Les avocats et notaires du gouvernement poursuivent leur grève générale

MONTRÉAL – Gonflés à bloc, les avocats et notaires du gouvernement ont décidé dans une proportion de 90 pour cent de poursuivre leur grève générale illimitée.

Ils étaient réunis au cours de deux assemblées générales qui se tenaient à Montréal et Québec en même temps, mardi, pour faire le point sur leur négociation, après bientôt deux mois de grève.

La grève a été amorcée le 24 octobre dernier et la détermination des membres est palpable.

Au cours d’une entrevue en fin de journée, le président du syndicat professionnel Les Avocats et notaires de l’État québécois (LANEQ), Me Jean Denis, a assuré que ses membres étaient prêts à débrayer encore en 2017 s’il le faut.

«Ils veulent poursuivre (la grève) parce qu’ils se sentent méprisés. Ils sentent que le gouvernement veut les ridiculiser et qu’il ne les respecte pas du tout. Ils nous ont même dit que le gouvernement devrait avoir honte de traiter ses avocats de la sorte», a résumé Me Denis.

D’ailleurs, aucune séance de négociation avec Québec n’est prévue à l’heure actuelle, a souligné Me Denis.

À Montréal, un autre représentant de LANEQ a voulu donner une idée des répercussions de cette grève des 1100 avocats et notaires à l’emploi du gouvernement.

«On a atteint des milliers de remises devant les tribunaux. À la dernière session parlementaire, le bilan a été très, très mince.
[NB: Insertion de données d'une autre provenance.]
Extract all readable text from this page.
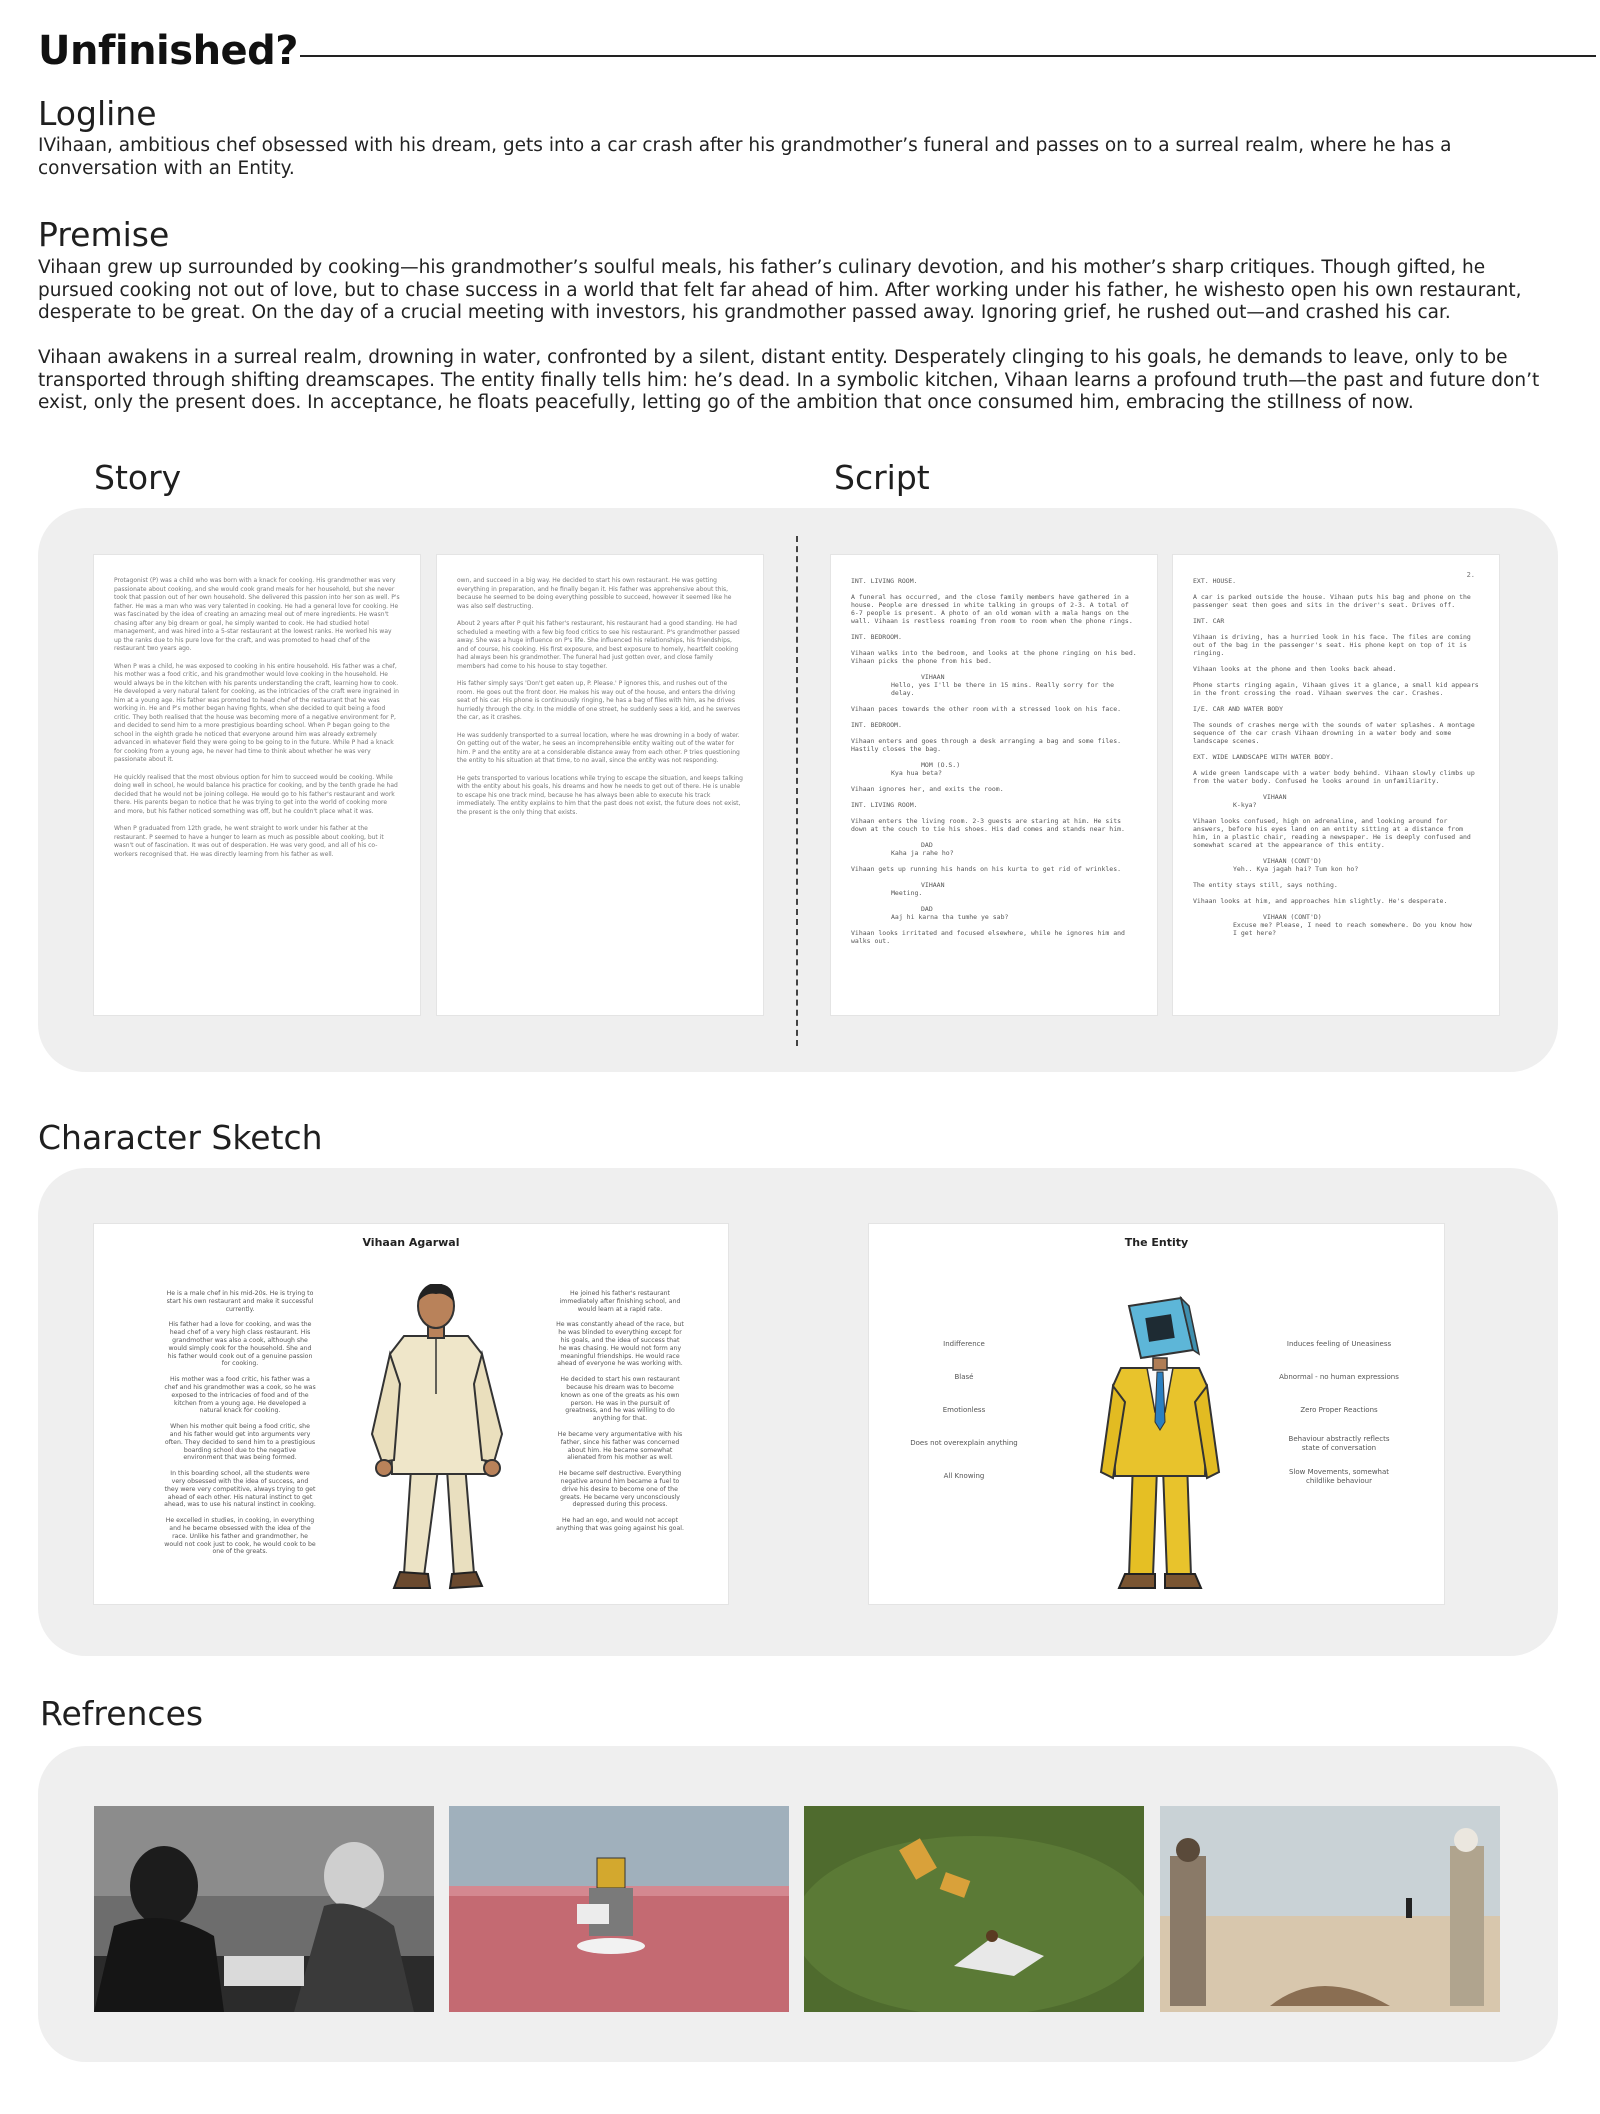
Unfinished?
Logline
IVihaan, ambitious chef obsessed with his dream, gets into a car crash after his grandmother’s funeral and passes on to a surreal realm, where he has a conversation with an Entity.
Premise
Vihaan grew up surrounded by cooking—his grandmother’s soulful meals, his father’s culinary devotion, and his mother’s sharp critiques. Though gifted, he pursued cooking not out of love, but to chase success in a world that felt far ahead of him. After working under his father, he wishesto open his own restaurant, desperate to be great. On the day of a crucial meeting with investors, his grandmother passed away. Ignoring grief, he rushed out—and crashed his car.
Vihaan awakens in a surreal realm, drowning in water, confronted by a silent, distant entity. Desperately clinging to his goals, he demands to leave, only to be transported through shifting dreamscapes. The entity finally tells him: he’s dead. In a symbolic kitchen, Vihaan learns a profound truth—the past and future don’t exist, only the present does. In acceptance, he floats peacefully, letting go of the ambition that once consumed him, embracing the stillness of now.
Story	Script

Protagonist (P) was a child who was born with a knack for cooking. His grandmother was very passionate about cooking, and she would cook grand meals for her household, but she never took that passion out of her own household. She delivered this passion into her son as well. P's father. He was a man who was very talented in cooking. He had a general love for cooking. He was fascinated by the idea of creating an amazing meal out of mere ingredients. He wasn't chasing after any big dream or goal, he simply wanted to cook. He had studied hotel management, and was hired into a 5-star restaurant at the lowest ranks. He worked his way up the ranks due to his pure love for the craft, and was promoted to head chef of the restaurant two years ago.

When P was a child, he was exposed to cooking in his entire household. His father was a chef, his mother was a food critic, and his grandmother would love cooking in the household. He would always be in the kitchen with his parents understanding the craft, learning how to cook. He developed a very natural talent for cooking, as the intricacies of the craft were ingrained in him at a young age. His father was promoted to head chef of the restaurant that he was working in. He and P's mother began having fights, when she decided to quit being a food critic. They both realised that the house was becoming more of a negative environment for P, and decided to send him to a more prestigious boarding school. When P began going to the school in the eighth grade he noticed that everyone around him was already extremely advanced in whatever field they were going to be going to in the future. While P had a knack for cooking from a young age, he never had time to think about whether he was very passionate about it.

He quickly realised that the most obvious option for him to succeed would be cooking. While doing well in school, he would balance his practice for cooking, and by the tenth grade he had decided that he would not be joining college. He would go to his father's restaurant and work there. His parents began to notice that he was trying to get into the world of cooking more and more, but his father noticed something was off, but he couldn't place what it was.

When P graduated from 12th grade, he went straight to work under his father at the restaurant. P seemed to have a hunger to learn as much as possible about cooking, but it wasn't out of fascination. It was out of desperation. He was very good, and all of his co-workers recognised that. He was directly learning from his father as well.

own, and succeed in a big way. He decided to start his own restaurant. He was getting everything in preparation, and he finally began it. His father was apprehensive about this, because he seemed to be doing everything possible to succeed, however it seemed like he was also self destructing.

About 2 years after P quit his father's restaurant, his restaurant had a good standing. He had scheduled a meeting with a few big food critics to see his restaurant. P's grandmother passed away. She was a huge influence on P's life. She influenced his relationships, his friendships, and of course, his cooking. His first exposure, and best exposure to homely, heartfelt cooking had always been his grandmother. The funeral had just gotten over, and close family members had come to his house to stay together.

His father simply says 'Don't get eaten up, P. Please.' P ignores this, and rushes out of the room. He goes out the front door. He makes his way out of the house, and enters the driving seat of his car. His phone is continuously ringing, he has a bag of files with him, as he drives hurriedly through the city. In the middle of one street, he suddenly sees a kid, and he swerves the car, as it crashes.

He was suddenly transported to a surreal location, where he was drowning in a body of water. On getting out of the water, he sees an incomprehensible entity waiting out of the water for him. P and the entity are at a considerable distance away from each other. P tries questioning the entity to his situation at that time, to no avail, since the entity was not responding.

He gets transported to various locations while trying to escape the situation, and keeps talking with the entity about his goals, his dreams and how he needs to get out of there. He is unable to escape his one track mind, because he has always been able to execute his track immediately. The entity explains to him that the past does not exist, the future does not exist, the present is the only thing that exists.

INT. LIVING ROOM.

A funeral has occurred, and the close family members have gathered in a house. People are dressed in white talking in groups of 2-3. A total of 6-7 people is present. A photo of an old woman with a mala hangs on the wall. Vihaan is restless roaming from room to room when the phone rings.

INT. BEDROOM.

Vihaan walks into the bedroom, and looks at the phone ringing on his bed. Vihaan picks the phone from his bed.

VIHAAN

Hello, yes I'll be there in 15 mins. Really sorry for the delay.

Vihaan paces towards the other room with a stressed look on his face.

INT. BEDROOM.

Vihaan enters and goes through a desk arranging a bag and some files. Hastily closes the bag.

MOM (O.S.)

Kya hua beta?

Vihaan ignores her, and exits the room.

INT. LIVING ROOM.

Vihaan enters the living room. 2-3 guests are staring at him. He sits down at the couch to tie his shoes. His dad comes and stands near him.

DAD

Kaha ja rahe ho?

Vihaan gets up running his hands on his kurta to get rid of wrinkles.

VIHAAN

Meeting.

DAD

Aaj hi karna tha tumhe ye sab?

Vihaan looks irritated and focused elsewhere, while he ignores him and walks out.

2.

EXT. HOUSE.

A car is parked outside the house. Vihaan puts his bag and phone on the passenger seat then goes and sits in the driver's seat. Drives off.

INT. CAR

Vihaan is driving, has a hurried look in his face. The files are coming out of the bag in the passenger's seat. His phone kept on top of it is ringing.

Vihaan looks at the phone and then looks back ahead.

Phone starts ringing again, Vihaan gives it a glance, a small kid appears in the front crossing the road. Vihaan swerves the car. Crashes.

I/E. CAR AND WATER BODY

The sounds of crashes merge with the sounds of water splashes. A montage sequence of the car crash Vihaan drowning in a water body and some landscape scenes.

EXT. WIDE LANDSCAPE WITH WATER BODY.

A wide green landscape with a water body behind. Vihaan slowly climbs up from the water body. Confused he looks around in unfamiliarity.

VIHAAN

K-kya?

Vihaan looks confused, high on adrenaline, and looking around for answers, before his eyes land on an entity sitting at a distance from him, in a plastic chair, reading a newspaper. He is deeply confused and somewhat scared at the appearance of this entity.

VIHAAN (CONT'D)

Yeh.. Kya jagah hai? Tum kon ho?

The entity stays still, says nothing.

Vihaan looks at him, and approaches him slightly. He's desperate.

VIHAAN (CONT'D)

Excuse me? Please, I need to reach somewhere. Do you know how I get here?

Character Sketch
Vihaan Agarwal

He is a male chef in his mid-20s. He is trying to start his own restaurant and make it successful currently.

His father had a love for cooking, and was the head chef of a very high class restaurant. His grandmother was also a cook, although she would simply cook for the household. She and his father would cook out of a genuine passion for cooking.

His mother was a food critic, his father was a chef and his grandmother was a cook, so he was exposed to the intricacies of food and of the kitchen from a young age. He developed a natural knack for cooking.

When his mother quit being a food critic, she and his father would get into arguments very often. They decided to send him to a prestigious boarding school due to the negative environment that was being formed.

In this boarding school, all the students were very obsessed with the idea of success, and they were very competitive, always trying to get ahead of each other. His natural instinct to get ahead, was to use his natural instinct in cooking.

He excelled in studies, in cooking, in everything and he became obsessed with the idea of the race. Unlike his father and grandmother, he would not cook just to cook, he would cook to be one of the greats.

He joined his father's restaurant immediately after finishing school, and would learn at a rapid rate.

He was constantly ahead of the race, but he was blinded to everything except for his goals, and the idea of success that he was chasing. He would not form any meaningful friendships. He would race ahead of everyone he was working with.

He decided to start his own restaurant because his dream was to become known as one of the greats as his own person. He was in the pursuit of greatness, and he was willing to do anything for that.

He became very argumentative with his father, since his father was concerned about him. He became somewhat alienated from his mother as well.

He became self destructive. Everything negative around him became a fuel to drive his desire to become one of the greats. He became very unconsciously depressed during this process.

He had an ego, and would not accept anything that was going against his goal.

The Entity
Indifference
Blasé
Emotionless
Does not overexplain anything
All Knowing
Induces feeling of Uneasiness
Abnormal - no human expressions
Zero Proper Reactions
Behaviour abstractly reflects state of conversation
Slow Movements, somewhat childlike behaviour
Refrences
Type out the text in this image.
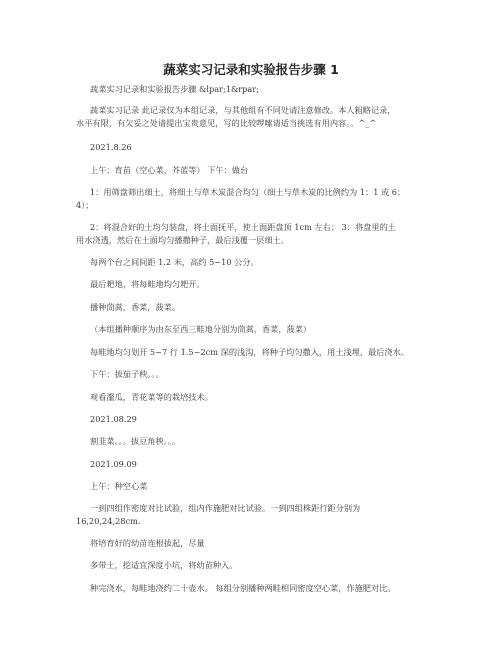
蔬菜实习记录和实验报告步骤 1
蔬菜实习记录和实验报告步骤 &lpar;1&rpar;
蔬菜实习记录 此记录仅为本组记录，与其他组有不同处请注意修改。本人粗略记录，
水平有限，有欠妥之处请提出宝贵意见，写的比较啰嗦请适当挑选有用内容。。^_^
2021.8.26
上午：育苗（空心菜，芥蓝等） 下午：做台
1：用筛盘筛出细土，将细土与草木炭混合均匀（细土与草木炭的比例约为 1：1 或 6：
4）；
2：将混合好的土均匀装盘，将土面抚平，使土面距盘顶 1cm 左右； 3：将盘里的土
用水浇透，然后在土面均匀播撒种子，最后浅覆一层细土。
每两个台之间间距 1.2 米，高约 5~10 公分。
最后耙地，将每畦地均匀耙开。
播种茼蒿，香菜，菠菜。
（本组播种顺序为由东至西三畦地分别为茼蒿，香菜，菠菜）
每畦地均匀划开 5~7 行 1.5~2cm 深的浅沟，将种子均匀撒入，用土浅埋，最后浇水。
下午：拔茄子秧。。。
观看瀣瓜，青花菜等的栽培技术。
2021.08.29
割韭菜。。。拔豆角秧。。。
2021.09.09
上午：种空心菜
一到四组作密度对比试验，组内作施肥对比试验。一到四组株距行距分别为
16,20,24,28cm.
将培育好的幼苗连根拔起，尽量
多带土，挖适宜深度小坑，将幼苗种入。
种完浇水，每畦地浇约二十壶水。 每组分别播种两畦相同密度空心菜，作施肥对比。
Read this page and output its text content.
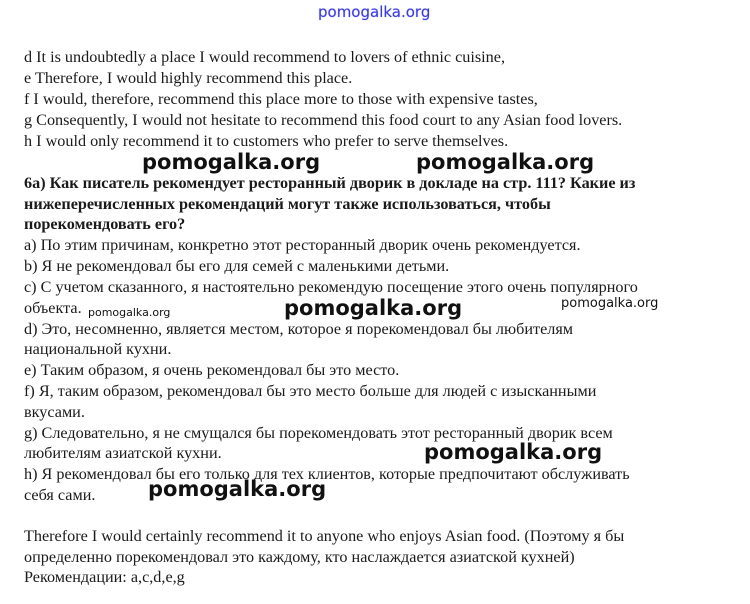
pomogalka.org
d It is undoubtedly a place I would recommend to lovers of ethnic cuisine,
e Therefore, I would highly recommend this place.
f I would, therefore, recommend this place more to those with expensive tastes,
g Consequently, I would not hesitate to recommend this food court to any Asian food lovers.
h I would only recommend it to customers who prefer to serve themselves.
pomogalka.org	pomogalka.org
6a) Как писатель рекомендует ресторанный дворик в докладе на стр. 111? Какие из
нижеперечисленных рекомендаций могут также использоваться, чтобы
порекомендовать его?
a) По этим причинам, конкретно этот ресторанный дворик очень рекомендуется.
b) Я не рекомендовал бы его для семей с маленькими детьми.
c) С учетом сказанного, я настоятельно рекомендую посещение этого очень популярного
объекта. pomogalka.org	pomogalka.org	pomogalka.org
d) Это, несомненно, является местом, которое я порекомендовал бы любителям
национальной кухни.
e) Таким образом, я очень рекомендовал бы это место.
f) Я, таким образом, рекомендовал бы это место больше для людей с изысканными
вкусами.
g) Следовательно, я не смущался бы порекомендовать этот ресторанный дворик всем
любителям азиатской кухни.	pomogalka.org
h) Я рекомендовал бы его только для тех клиентов, которые предпочитают обслуживать
себя сами.	pomogalka.org
Therefore I would certainly recommend it to anyone who enjoys Asian food. (Поэтому я бы
определенно порекомендовал это каждому, кто наслаждается азиатской кухней)
Рекомендации: a,c,d,e,g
On peut s’attendre, si la grève doit continuer, à ce que le bilan soit encore plus mince pour la prochaine session parlementaire, parce que là, les projets de loi qui devraient être préparés en vue de cette session-là, on n’est pas là pour les préparer. Les conséquences vont continuer à s’accumuler malheureusement», a prévenu François Desroches-Lapointe, avocat.

Me Denis, quant à lui, ne parle plus d’un «régime minceur» au plan législatif, comme ça a été le cas pour la dernière session parlementaire à l’Assemblée nationale, mais d’un «régime végétalien» pour la prochaine session.

À Montréal, 335 membres étaient inscrits à l’assemblée générale. Avec l’assemblée de Québec, l’organisation a rapporté près de 900 inscriptions.

La revendication principale de LANEQ est de modifier le régime habituel de négociation par un mécanisme d’arbitrage qui lierait les parties. Le gouvernement a toutefois opposé une fin de non-recevoir à cette demande.

LANEQ veut pour ses membres un traitement similaire à celui des procureurs aux poursuites criminelles et pénales, comme c’est le cas dans les autres provinces canadiennes, selon Me Denis.

Le président du Conseil du trésor et ministre responsable de l’Administration gouvernementale, Carlos Leitao, a exprimé son impatience, le 14 décembre dernier, affirmant qu’après sept ou huit semaines de grève, «c’est le temps d’avancer».

D’ailleurs, les dernières offres gouvernementales, qui reprenaient pour l’essentiel les augmentations salariales consenties aux syndiqués du secteur public, moins les paiements de relativité salariale, ont été rejetées à 97 pour cent par les avocats et notaires du gouvernement.